I was highly addicted to Tiny Death Star just a few months back and could easily play it for hours while waiting in airports or on long train rides. Ever since, I’ve been looking for a new addiction to fill the Vader shaped hole, and so jumped at the chance to test ride Pongu.
Pongu is a Pong based iOs game, which mixes up the old formula using a variety of obstacles, AI difficulty and multi-ball functions. The free version of Pongu comes with 4 boards including Pong classic, and the full version purchasable for $1.99 upgrades this to 8, including my 2 favourite boards: Flower and Segments.
You can choose to play up to 7 or 21 points, play indefinitely or play in endurance mode where both paddles work together to keep playing for as long as possible scoring less than 5 points. You can play with a friend, against the AI, which comes with 4 difficulty settings or left hand vs right hand, a mode which I enjoyed the most for the Zen like state it induces.

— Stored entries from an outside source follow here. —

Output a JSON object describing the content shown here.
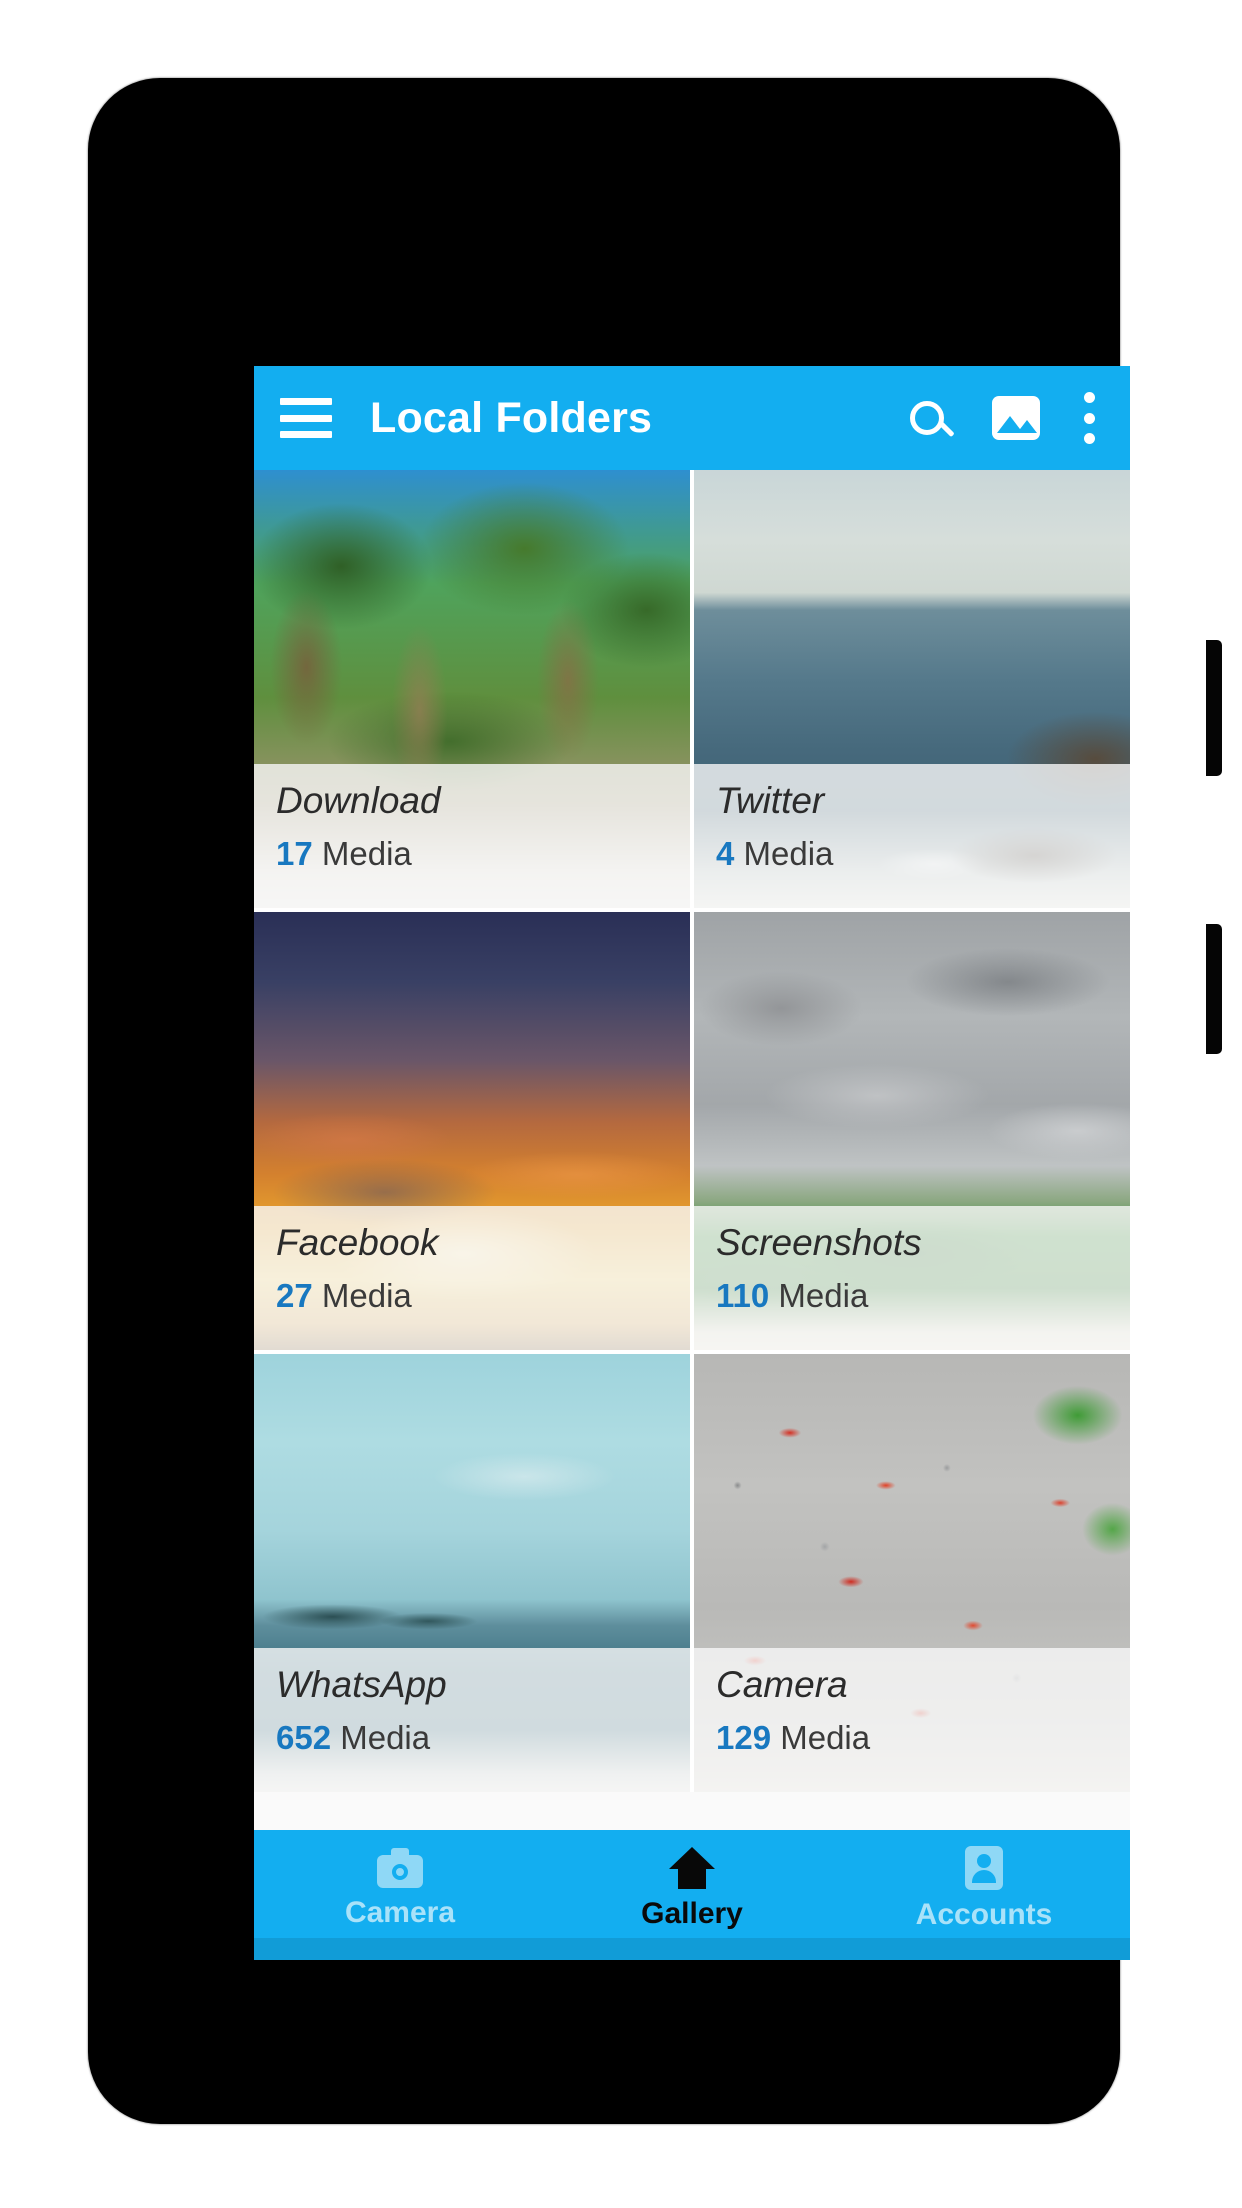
{
  "app_bar": {
    "title": "Local Folders",
    "menu_icon": "hamburger-menu-icon",
    "search_icon": "search-icon",
    "gallery_icon": "image-icon",
    "overflow_icon": "more-vertical-icon",
    "background_color": "#13AEF0",
    "title_color": "#FFFFFF"
  },
  "folders": [
    {
      "name": "Download",
      "count": "17",
      "media_label": "Media",
      "thumbnail": "forest-trees-blue-sky"
    },
    {
      "name": "Twitter",
      "count": "4",
      "media_label": "Media",
      "thumbnail": "ocean-rocky-coast"
    },
    {
      "name": "Facebook",
      "count": "27",
      "media_label": "Media",
      "thumbnail": "orange-sunset-sky"
    },
    {
      "name": "Screenshots",
      "count": "110",
      "media_label": "Media",
      "thumbnail": "gray-storm-clouds-treeline"
    },
    {
      "name": "WhatsApp",
      "count": "652",
      "media_label": "Media",
      "thumbnail": "teal-sea-distant-islands"
    },
    {
      "name": "Camera",
      "count": "129",
      "media_label": "Media",
      "thumbnail": "gray-gravel-red-petals"
    }
  ],
  "bottom_nav": {
    "items": [
      {
        "label": "Camera",
        "icon": "camera-icon",
        "active": false
      },
      {
        "label": "Gallery",
        "icon": "home-icon",
        "active": true
      },
      {
        "label": "Accounts",
        "icon": "contact-icon",
        "active": false
      }
    ],
    "background_color": "#13AEF0",
    "active_color": "#0A0A0A",
    "inactive_color": "#A9E2F9"
  },
  "theme": {
    "accent": "#13AEF0",
    "count_number_color": "#1878C0",
    "folder_label_color": "#2B2B2B",
    "device_body_color": "#000000"
  }
}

The graphics are pretty standard, but I just feel so much more could have been done. The neon lights seem to lend themselves to a Robot Unicorn Attack kind of kitsch, and yet the backgrounds all seem to be based on different coloured smoke. The music again is catchy and keeps you in the zone, if only for one round, after which you might want to turn it off. Unlike Erasure it’s not a soundtrack that lends itself to repetition.
The new features add a lot to this retro classic. Both ring, barrier, pinball and heart levels, release new balls as each smaller shape is battered and destroyed, the segments board releases balls periodically, and the flower level has 2 balls in play at all times. While the multi-ball function was more than welcome, boards such as pinball and shards, which work to trap and deflect balls seem to have you as more of a spectator than a player.

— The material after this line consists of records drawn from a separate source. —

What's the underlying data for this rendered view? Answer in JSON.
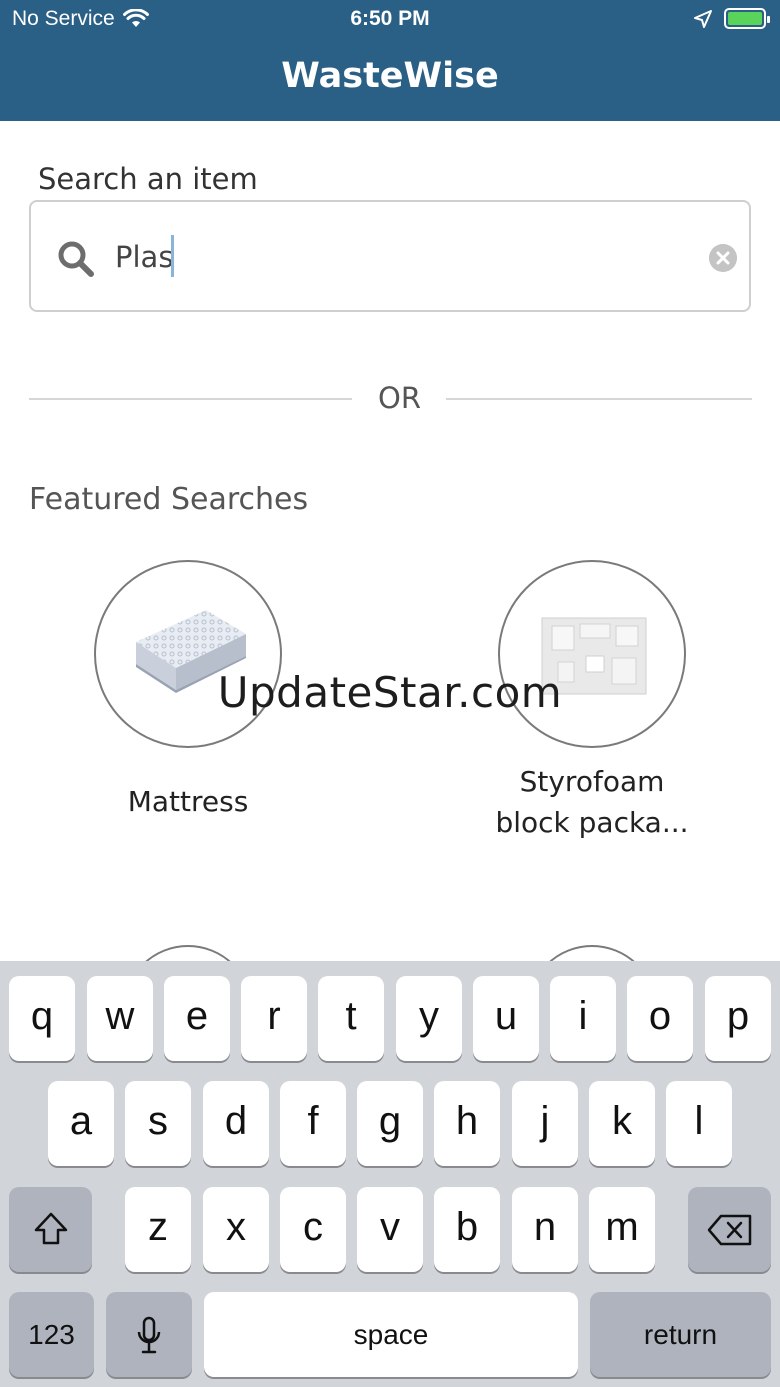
{
  "status_bar": {
    "carrier": "No Service",
    "time": "6:50 PM"
  },
  "app": {
    "title": "WasteWise",
    "header_color": "#2a5f86"
  },
  "search": {
    "label": "Search an item",
    "value": "Plas",
    "icon": "search-icon",
    "clear_icon": "clear-icon"
  },
  "divider": {
    "text": "OR"
  },
  "featured": {
    "title": "Featured Searches",
    "items": [
      {
        "label": "Mattress",
        "icon": "mattress-image"
      },
      {
        "label_line1": "Styrofoam",
        "label_line2": "block packa...",
        "icon": "styrofoam-image"
      }
    ]
  },
  "watermark": "UpdateStar.com",
  "keyboard": {
    "row1": [
      "q",
      "w",
      "e",
      "r",
      "t",
      "y",
      "u",
      "i",
      "o",
      "p"
    ],
    "row2": [
      "a",
      "s",
      "d",
      "f",
      "g",
      "h",
      "j",
      "k",
      "l"
    ],
    "row3": [
      "z",
      "x",
      "c",
      "v",
      "b",
      "n",
      "m"
    ],
    "numbers_key": "123",
    "space_key": "space",
    "return_key": "return"
  }
}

I played this on an iPhone 4S and found the small screen less than optimal. It might be better played on the new 6 or 6 plus though. Where the game came into its own however, was when I played it with a friend on my iPad 2. The bigger screen really helped to keep track of the many balls, and it didn’t feel so cluttered. Despite this, on both machines there were noticeable jumps in the game, which could lead to frustratingly lost points.
Overall, Pongu is a fun little game and a good way to burn time. It optimally would be played with iPad and a friend on a long bus journey. It’s not going to set the world alight, and I recommend downloading the free version before going out and purchasing the full one. But I do recommend giving it a go. It may not be your favourite time-waster but should definitely be added to the roster.
I received the full version of Pongu free, courtesy of the developers.